Anggota V BPK RI Ahmadi Noor Supit mengatakan, beberapa temuan BPK itu pertama, tentang kebijakan akuntansi yang belum mengatur konsesi jasa dan properti investasi sesuai dengan standar. Kata dia, temuan ini harus menjadi perhatian Pemda setempat.

“Kami merekomendasikan Gubernur untuk merevisi Pergub tentang kebijakan akuntansi dengan menambah kebijakan tentang konsesi jasa dan properti,” Kata dia di Aula Kantor Gubernur, Senin 29 April 2024.

Baca Juga: Ratusan Pegawai Pemprov Kepri Bolos di Hari Pertama Kerja

Kedua, terkait pengelolaan sumbangan pendanaan pendidikan tingkat SMA/K Negeri di Provinsi Kepri yang belum memadai. BPK RI memberikan rekomendasi agar pemprov menginventarisir dan menetapkan rekening bank dana SPP.

“Terdapat temuan yang harus menjadi perhatian. Pak Gub harus segera dilengkapi sebelum masa jabatannya habis,” kata dia.

Catatan ke tiga, BPK menyoroti soal penataan dan pengelolaan aset yang belum memadai. Masih banyak aset yang dikuasai oleh pihak lain.

“Kami minta Pemprove Kepri untuk menginventarisir aset termasuk fokus aset dan memastikan keberadaan aset,” kata dia.

Meski begitu, Pemerintah Provinsi Kepulauan Riau kembali menerima Opini Wajar Tanpa Pengecualian (WTP) untuk ke 14 kalinya dari BPK.

Opini WTP yang diberikan oleh BPK RI kepada pemerintah daerah merupakan pernyataan profesional mengenai kewajaran laporan keuangan daerah.

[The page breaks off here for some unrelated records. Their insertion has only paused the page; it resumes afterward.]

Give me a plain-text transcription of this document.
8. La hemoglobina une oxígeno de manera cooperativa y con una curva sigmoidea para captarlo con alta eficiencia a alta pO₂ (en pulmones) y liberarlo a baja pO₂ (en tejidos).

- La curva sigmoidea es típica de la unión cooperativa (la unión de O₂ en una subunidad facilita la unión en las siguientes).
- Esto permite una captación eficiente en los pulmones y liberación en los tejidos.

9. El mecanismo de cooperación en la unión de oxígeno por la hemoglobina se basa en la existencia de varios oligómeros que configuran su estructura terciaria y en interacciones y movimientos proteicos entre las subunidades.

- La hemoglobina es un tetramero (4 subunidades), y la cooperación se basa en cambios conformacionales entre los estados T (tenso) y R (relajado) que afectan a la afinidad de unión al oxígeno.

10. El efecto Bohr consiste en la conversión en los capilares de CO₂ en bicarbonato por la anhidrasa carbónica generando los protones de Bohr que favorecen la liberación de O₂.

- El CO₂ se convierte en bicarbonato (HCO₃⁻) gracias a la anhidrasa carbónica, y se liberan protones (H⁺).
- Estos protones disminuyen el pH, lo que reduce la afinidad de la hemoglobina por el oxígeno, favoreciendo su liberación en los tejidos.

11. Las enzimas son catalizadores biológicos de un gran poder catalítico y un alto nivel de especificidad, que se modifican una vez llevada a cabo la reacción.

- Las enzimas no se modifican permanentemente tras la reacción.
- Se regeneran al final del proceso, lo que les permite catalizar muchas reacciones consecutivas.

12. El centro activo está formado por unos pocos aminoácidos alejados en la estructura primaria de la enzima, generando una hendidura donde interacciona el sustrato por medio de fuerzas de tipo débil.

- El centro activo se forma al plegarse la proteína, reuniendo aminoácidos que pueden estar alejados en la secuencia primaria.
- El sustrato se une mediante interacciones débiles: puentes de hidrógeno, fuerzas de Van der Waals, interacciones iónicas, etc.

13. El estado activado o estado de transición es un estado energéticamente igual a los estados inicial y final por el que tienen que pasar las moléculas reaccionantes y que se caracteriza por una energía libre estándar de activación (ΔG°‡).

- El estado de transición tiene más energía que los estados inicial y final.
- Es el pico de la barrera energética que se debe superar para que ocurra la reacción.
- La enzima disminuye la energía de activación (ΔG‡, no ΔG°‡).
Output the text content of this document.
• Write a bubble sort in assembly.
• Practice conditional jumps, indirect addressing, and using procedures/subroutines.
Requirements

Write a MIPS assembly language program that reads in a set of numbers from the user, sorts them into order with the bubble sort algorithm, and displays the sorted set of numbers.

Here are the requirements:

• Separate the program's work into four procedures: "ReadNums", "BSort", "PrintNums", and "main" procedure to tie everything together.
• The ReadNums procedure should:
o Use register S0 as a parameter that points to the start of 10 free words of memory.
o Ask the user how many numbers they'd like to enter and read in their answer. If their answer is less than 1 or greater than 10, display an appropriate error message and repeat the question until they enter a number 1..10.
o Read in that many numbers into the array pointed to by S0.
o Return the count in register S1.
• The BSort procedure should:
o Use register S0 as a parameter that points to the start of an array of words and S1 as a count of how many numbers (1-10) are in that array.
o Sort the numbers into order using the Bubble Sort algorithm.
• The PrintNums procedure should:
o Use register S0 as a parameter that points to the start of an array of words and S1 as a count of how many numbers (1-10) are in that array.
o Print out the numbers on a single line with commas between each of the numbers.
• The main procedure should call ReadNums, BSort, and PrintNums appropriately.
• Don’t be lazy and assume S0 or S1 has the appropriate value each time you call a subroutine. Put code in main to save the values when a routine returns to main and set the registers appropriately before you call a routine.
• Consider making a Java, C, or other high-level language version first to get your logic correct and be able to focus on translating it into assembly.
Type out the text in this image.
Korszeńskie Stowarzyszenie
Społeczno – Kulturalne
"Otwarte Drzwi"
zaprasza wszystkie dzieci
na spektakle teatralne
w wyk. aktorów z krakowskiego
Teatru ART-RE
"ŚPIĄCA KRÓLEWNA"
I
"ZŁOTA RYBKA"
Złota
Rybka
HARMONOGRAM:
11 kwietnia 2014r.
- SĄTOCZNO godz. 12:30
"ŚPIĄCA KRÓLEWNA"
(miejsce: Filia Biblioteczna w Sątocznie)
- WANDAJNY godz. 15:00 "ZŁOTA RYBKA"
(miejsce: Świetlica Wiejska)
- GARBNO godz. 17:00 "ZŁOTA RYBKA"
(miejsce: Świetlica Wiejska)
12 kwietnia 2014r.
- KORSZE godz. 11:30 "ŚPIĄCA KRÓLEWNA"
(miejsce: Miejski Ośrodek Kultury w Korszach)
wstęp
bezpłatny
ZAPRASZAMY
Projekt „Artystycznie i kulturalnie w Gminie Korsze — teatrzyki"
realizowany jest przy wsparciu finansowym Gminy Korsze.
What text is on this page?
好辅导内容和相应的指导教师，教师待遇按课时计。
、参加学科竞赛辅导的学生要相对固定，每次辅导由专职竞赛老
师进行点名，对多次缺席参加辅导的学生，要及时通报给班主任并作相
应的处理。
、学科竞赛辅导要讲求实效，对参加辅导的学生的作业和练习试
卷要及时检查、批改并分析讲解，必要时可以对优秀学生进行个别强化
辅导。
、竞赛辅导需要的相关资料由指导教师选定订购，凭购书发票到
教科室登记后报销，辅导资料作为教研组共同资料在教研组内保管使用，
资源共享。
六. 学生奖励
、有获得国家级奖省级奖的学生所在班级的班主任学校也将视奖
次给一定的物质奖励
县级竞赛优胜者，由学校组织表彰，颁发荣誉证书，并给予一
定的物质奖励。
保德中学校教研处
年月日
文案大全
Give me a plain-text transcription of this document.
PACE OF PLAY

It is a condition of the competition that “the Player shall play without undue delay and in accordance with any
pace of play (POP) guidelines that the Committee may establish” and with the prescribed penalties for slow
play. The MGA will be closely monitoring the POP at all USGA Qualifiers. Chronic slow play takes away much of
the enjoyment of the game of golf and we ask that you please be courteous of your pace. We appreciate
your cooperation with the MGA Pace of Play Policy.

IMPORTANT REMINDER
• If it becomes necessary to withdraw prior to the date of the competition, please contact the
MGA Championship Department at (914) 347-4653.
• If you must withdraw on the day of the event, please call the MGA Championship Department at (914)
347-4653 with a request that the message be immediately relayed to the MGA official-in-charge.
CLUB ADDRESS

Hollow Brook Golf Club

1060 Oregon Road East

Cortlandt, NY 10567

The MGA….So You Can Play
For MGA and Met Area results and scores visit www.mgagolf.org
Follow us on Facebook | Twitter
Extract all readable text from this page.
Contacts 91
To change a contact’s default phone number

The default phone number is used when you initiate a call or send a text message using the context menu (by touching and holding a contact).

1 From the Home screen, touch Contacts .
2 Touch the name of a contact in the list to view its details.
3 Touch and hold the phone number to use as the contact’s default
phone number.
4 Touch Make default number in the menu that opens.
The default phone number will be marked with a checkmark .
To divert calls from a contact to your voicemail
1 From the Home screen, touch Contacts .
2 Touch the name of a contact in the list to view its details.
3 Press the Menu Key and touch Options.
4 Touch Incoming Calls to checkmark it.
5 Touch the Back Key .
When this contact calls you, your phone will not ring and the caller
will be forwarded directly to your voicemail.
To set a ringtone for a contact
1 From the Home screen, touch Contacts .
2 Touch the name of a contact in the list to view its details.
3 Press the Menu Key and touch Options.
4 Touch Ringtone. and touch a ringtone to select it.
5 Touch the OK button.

Gubernur Kepulauan Riau Ansar Ahmad mengapresiasi kinerja OPD yang telah berhasil membawa Pemprov Kepri mendapat peringkat Wajar Tanpa Pengecualian sebanyak 14 kali secara berturut-turut.

“Saya ucapkan terima kasih kepada seluruh OPD yang sudah berkerja secara profesional,” kata dia.

Mantan Bupati Bintan itu menegaskan, akan menindaklanjuti catatan-catatan yang direkomendasikan oleh BPK RI terhadap laporan keuangan Pemprov Kepri dalam waktu 60 hari ke depan.

“Tentu ini menjadi pekerjaan rumah buat kita dan bahan evaluasi,” kata Ansar.